Un testo di Italo Mussa

Man Ray, Duchamp, Ugo Mulas.

Ora anche Carlo Orsi si cimenta con la fotografia come opera d'arte: le sculture di Arnaldo Pomodoro al Forte di Belvedere di Firenze.

Le immagini sono eventi a sé stanti e rappresentano "l'allestimento" irripetibile di Pier Luigi Cerri della mostra del 1984. Le sculture, lo spazio michelangiolesco, lo sfondo miracoloso di Firenze e delle colline di San Miniato sono i soggetti di uno sguardo che per la prima volta "scopre" le ragioni segrete di "guardare" l'opera d'arte.

Essendo soprattutto forme nello spazio, le sculture di Arnaldo Pomodoro vivono anche dei riflessi della realtà circostante. La loro "monumentalità" è vertigine, inquietante presenza, equilibrio instabile. Carlo Orsi ha azzerato la sua memoria e privilegiato lo sguardo per "interpretare" liberamente l'evento.

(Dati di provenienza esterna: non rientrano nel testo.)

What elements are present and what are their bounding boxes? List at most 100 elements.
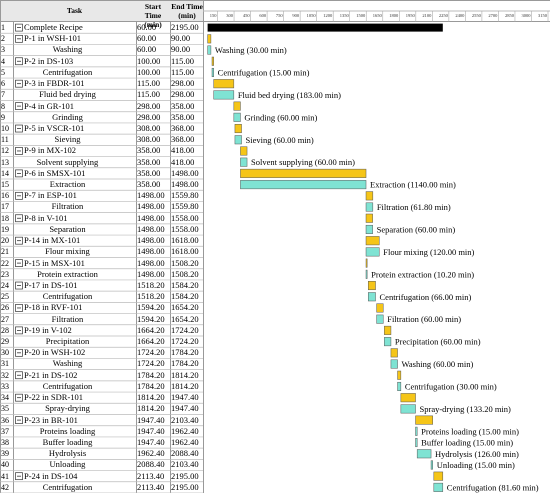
bar-label: Protein extraction (10.20 min) xyxy=(371,269,474,279)
bar-label: Filtration (60.00 min) xyxy=(387,314,461,324)
bar-label: Centrifugation (15.00 min) xyxy=(218,67,310,77)
x-tick-label: 1350 xyxy=(340,13,350,18)
row-number: 3 xyxy=(1,45,5,55)
start-time: 1962.40 xyxy=(137,448,165,459)
start-time: 1947.40 xyxy=(137,414,165,425)
procedure-bar xyxy=(365,213,373,223)
bar-label: Filtration (61.80 min) xyxy=(377,202,451,212)
procedure-bar xyxy=(390,348,398,358)
end-time: 115.00 xyxy=(171,55,195,66)
start-time: 308.00 xyxy=(137,134,161,145)
task-name: Filtration xyxy=(51,201,84,212)
start-time: 308.00 xyxy=(137,122,161,133)
start-time: 1724.20 xyxy=(137,347,165,358)
start-time: 100.00 xyxy=(137,66,161,77)
task-name: P-20 in WSH-102 xyxy=(24,347,86,358)
row-number: 21 xyxy=(1,247,9,257)
task-name: Unloading xyxy=(49,459,86,470)
end-time: 1584.20 xyxy=(171,279,199,290)
start-time: 1498.00 xyxy=(137,235,165,246)
task-name: P-2 in DS-103 xyxy=(24,55,74,66)
end-time: 358.00 xyxy=(171,100,195,111)
row-number: 18 xyxy=(1,213,9,223)
procedure-bar xyxy=(367,281,376,291)
start-time: 1498.00 xyxy=(137,212,165,223)
end-time: 2103.40 xyxy=(171,459,199,470)
bar-label: Sieving (60.00 min) xyxy=(246,135,314,145)
task-name: P-15 in MSX-101 xyxy=(24,257,85,268)
row-number: 11 xyxy=(1,135,9,145)
task-name: P-23 in BR-101 xyxy=(24,414,78,425)
start-time: 358.00 xyxy=(137,167,161,178)
x-tick-label: 1950 xyxy=(406,13,416,18)
column-header: Start Time (min) xyxy=(144,2,162,29)
x-tick-label: 600 xyxy=(259,13,267,18)
start-time: 60.00 xyxy=(137,33,157,44)
task-name: P-3 in FBDR-101 xyxy=(24,78,85,89)
row-number: 23 xyxy=(1,269,9,279)
x-tick-label: 2700 xyxy=(488,13,498,18)
x-tick-label: 2550 xyxy=(472,13,482,18)
task-name: P-8 in V-101 xyxy=(24,212,68,223)
start-time: 1498.00 xyxy=(137,246,165,257)
procedure-bar xyxy=(397,370,402,380)
start-time: 298.00 xyxy=(137,111,161,122)
x-tick-label: 300 xyxy=(226,13,234,18)
bar-label: Hydrolysis (126.00 min) xyxy=(435,449,519,459)
task-name: Centrifugation xyxy=(42,291,93,302)
operation-bar xyxy=(365,202,374,212)
x-tick-label: 1050 xyxy=(307,13,317,18)
row-number: 32 xyxy=(1,370,9,380)
row-number: 22 xyxy=(1,258,9,268)
start-time: 1594.20 xyxy=(137,313,165,324)
end-time: 1962.40 xyxy=(171,436,199,447)
row-number: 41 xyxy=(1,471,9,481)
row-number: 14 xyxy=(1,168,9,178)
end-time: 418.00 xyxy=(171,156,195,167)
end-time: 1814.20 xyxy=(171,369,199,380)
x-tick-label: 2100 xyxy=(422,13,432,18)
row-number: 15 xyxy=(1,180,9,189)
row-number: 7 xyxy=(1,90,5,100)
end-time: 1558.00 xyxy=(171,223,199,234)
start-time: 1498.00 xyxy=(137,190,165,201)
operation-bar xyxy=(400,404,416,414)
row-number: 31 xyxy=(1,359,9,369)
x-tick-label: 1500 xyxy=(356,13,366,18)
bar-label: Proteins loading (15.00 min) xyxy=(421,426,519,436)
start-time: 298.00 xyxy=(137,100,161,111)
end-time: 1654.20 xyxy=(171,302,199,313)
row-number: 27 xyxy=(1,314,9,324)
start-time: 1784.20 xyxy=(137,369,165,380)
x-tick-label: 450 xyxy=(243,13,251,18)
operation-bar xyxy=(213,90,235,100)
task-name: Extraction xyxy=(49,179,86,189)
operation-bar xyxy=(367,292,376,302)
end-time: 115.00 xyxy=(171,66,195,77)
header-bg xyxy=(1,1,203,21)
start-time: 1947.40 xyxy=(137,425,165,436)
end-time: 1784.20 xyxy=(171,347,199,358)
operation-bar xyxy=(234,135,242,145)
x-tick-label: 900 xyxy=(292,13,300,18)
operation-bar xyxy=(416,449,432,459)
procedure-bar xyxy=(213,79,235,89)
operation-bar xyxy=(430,460,433,470)
operation-bar xyxy=(433,482,444,492)
start-time: 2113.40 xyxy=(137,470,165,481)
row-number: 4 xyxy=(1,56,5,66)
bar-label: Precipitation (60.00 min) xyxy=(395,337,481,347)
task-name: Centrifugation xyxy=(42,481,93,492)
operation-bar xyxy=(365,224,373,234)
row-number: 8 xyxy=(1,101,5,111)
end-time: 1724.20 xyxy=(171,336,199,346)
task-name: P-17 in DS-101 xyxy=(24,279,78,290)
task-name: Washing xyxy=(52,358,83,369)
procedure-bar xyxy=(376,303,384,313)
end-time: 1618.00 xyxy=(171,235,199,246)
task-name: Proteins loading xyxy=(39,425,96,436)
task-name: Filtration xyxy=(51,313,84,324)
start-time: 1498.00 xyxy=(137,257,165,268)
row-number: 26 xyxy=(1,303,9,313)
end-time: 1508.20 xyxy=(171,257,199,268)
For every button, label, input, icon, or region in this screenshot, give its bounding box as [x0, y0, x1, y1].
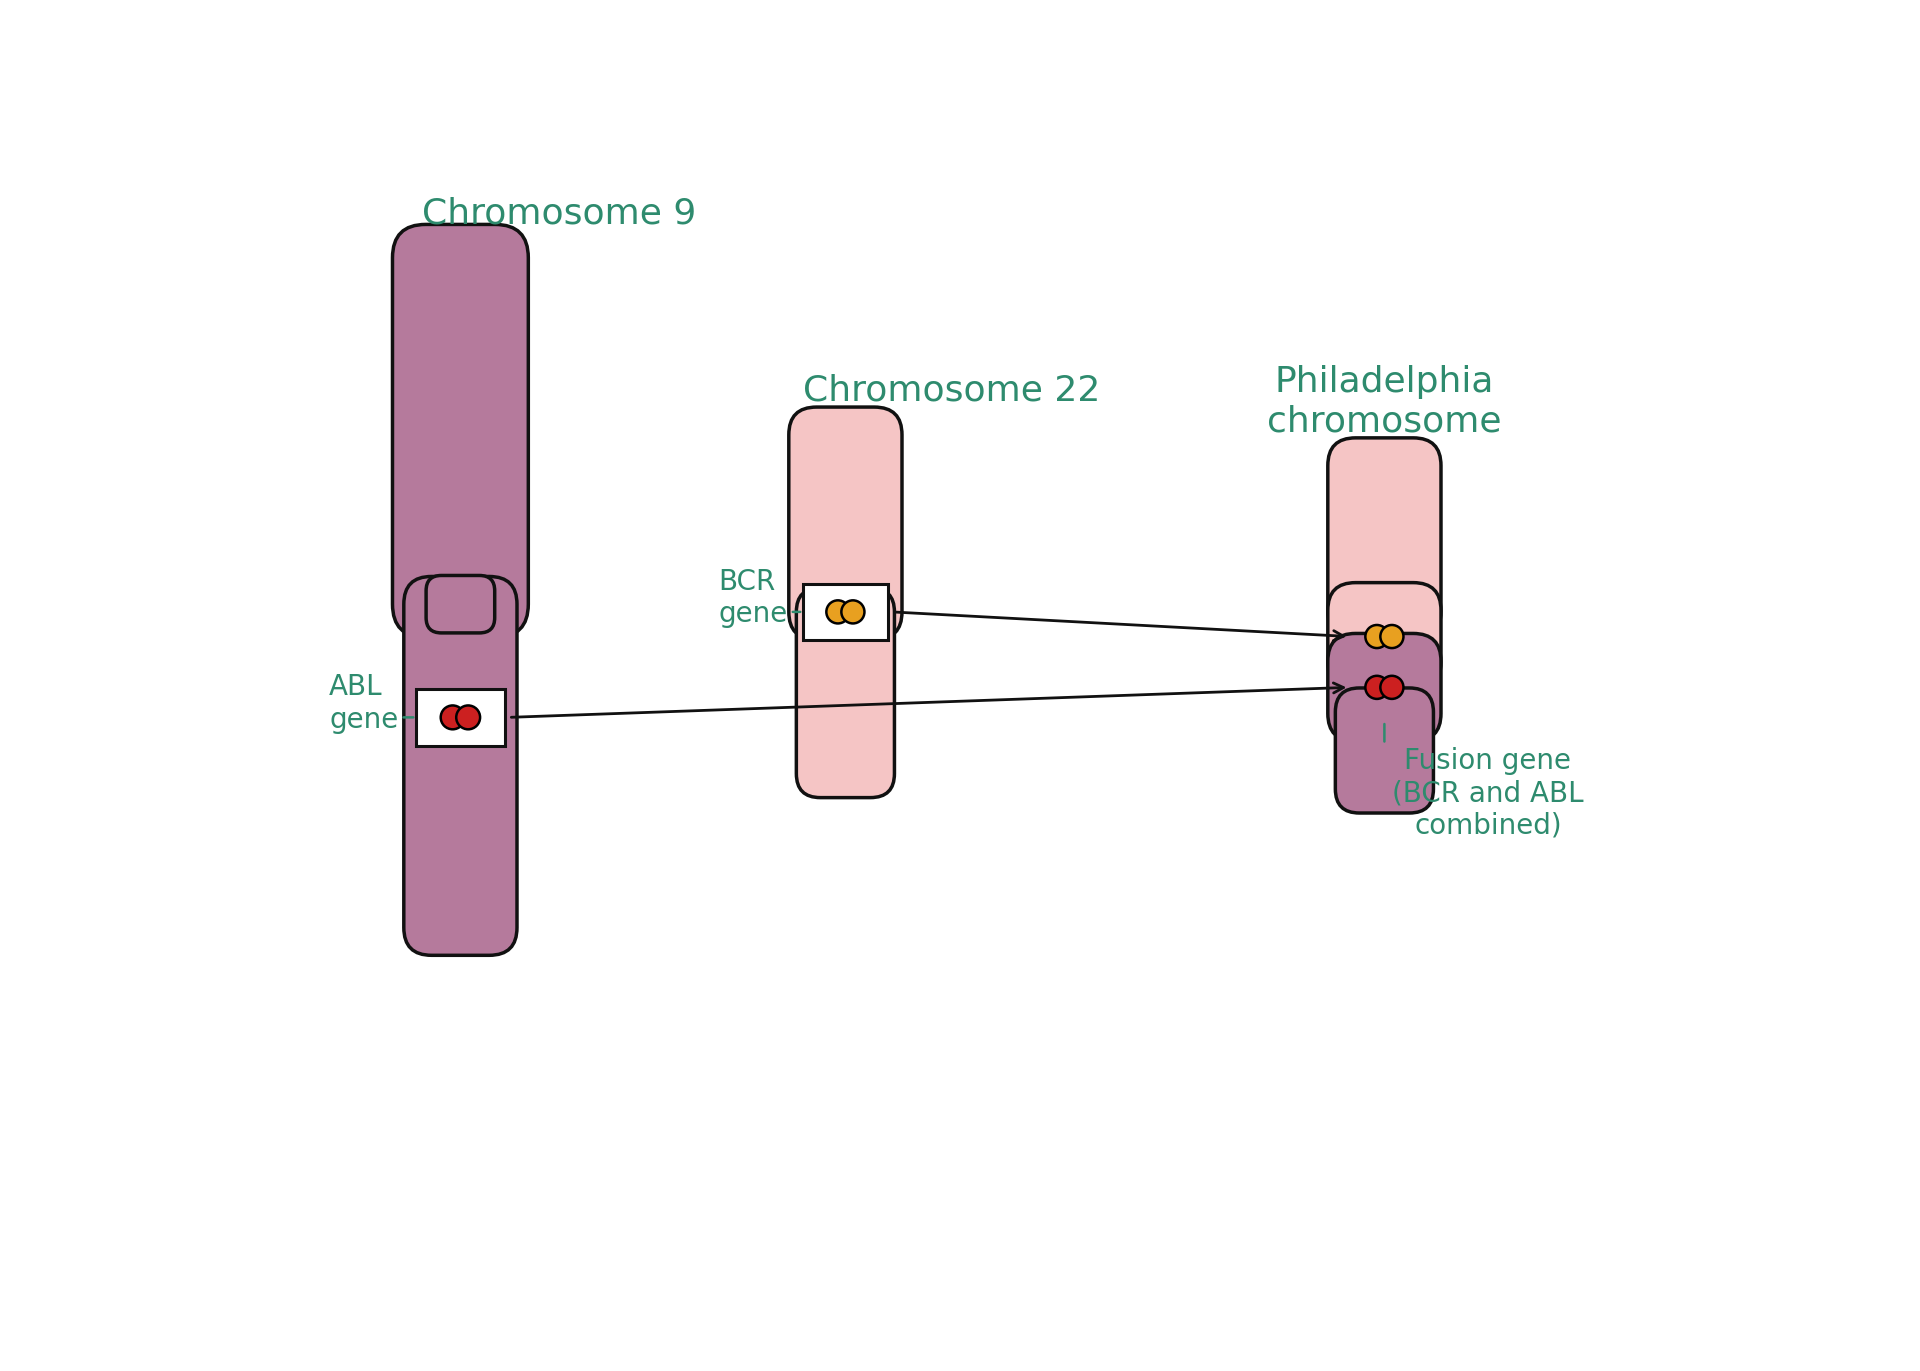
Circle shape	[1365, 625, 1388, 648]
FancyBboxPatch shape	[426, 576, 495, 633]
FancyBboxPatch shape	[1329, 437, 1442, 640]
FancyBboxPatch shape	[797, 588, 895, 798]
Text: ABL
gene: ABL gene	[328, 673, 399, 733]
FancyBboxPatch shape	[789, 407, 902, 640]
Text: Philadelphia
chromosome: Philadelphia chromosome	[1267, 365, 1501, 439]
FancyBboxPatch shape	[1329, 583, 1442, 691]
Text: Fusion gene
(BCR and ABL
combined): Fusion gene (BCR and ABL combined)	[1392, 747, 1584, 839]
Bar	[803, 584, 887, 640]
Circle shape	[1365, 676, 1388, 699]
Circle shape	[442, 706, 465, 729]
Circle shape	[1380, 676, 1404, 699]
FancyBboxPatch shape	[392, 225, 528, 638]
FancyBboxPatch shape	[816, 585, 874, 638]
FancyBboxPatch shape	[1334, 688, 1434, 813]
Circle shape	[841, 600, 864, 624]
FancyBboxPatch shape	[403, 576, 516, 956]
Circle shape	[826, 600, 849, 624]
Text: Chromosome 22: Chromosome 22	[803, 374, 1100, 407]
FancyBboxPatch shape	[1329, 633, 1442, 742]
Bar	[417, 688, 505, 746]
Text: BCR
gene: BCR gene	[718, 568, 787, 628]
Circle shape	[457, 706, 480, 729]
Circle shape	[1380, 625, 1404, 648]
Text: Chromosome 9: Chromosome 9	[422, 197, 697, 230]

L'impatto morbido ma preciso ha privilegiato l'opera e il suo contesto, evidenziato sia l'infinitamente piccolo delle fessure che l'infinitamente grande della forma, in una osmosi di luce e ombre. La "veduta" è colta in flagranza, nel suo impercettibile divenire. Fotografando la scultura, Carlo Orsi ha pensato alla pittura. Il contrasto luce-ombra, i raccordi e gli scorci dei punti di fuga come "immensità" spaziale sono propri della veduta. Chi guarda l'immagine è "dentro", non "fuori" il campo visivo, come nelle vedute del Canaletto. Anche nella fotografia il reale è in divenire. La sua imprevedibilità introduce la "verità" del luogo. Quel che vediamo meraviglia perché causato più dalla riflessione che dal semplice scatto. Quindi la fotografia non è un "rimedio" per cogliere rapidamente il reale. Del reale essa è una "evidenza originaria", aperta alle molteplici interrogazioni evidenziate dall'interpretazione. Carlo Orsi è un fotografo, per dirla con Roland Barthes, che ama il "punctum" del reale (il particolare come il tutto, e viceversa), perché contiene l'imprevedibilità del divenire. L'immagine, infatti, è se stessa e non rinvia ad altro. Da qui la sua flagranza visiva. Come diceva Alvin Langdon Coburn, a a proposito del rapporto tra arte e tempo (Camera Work, la rivista di fotografia di Alfred Stieglitz, Einaudi 1981), l'istantanea fotografica è una "cometa nel cielo dell'eternità".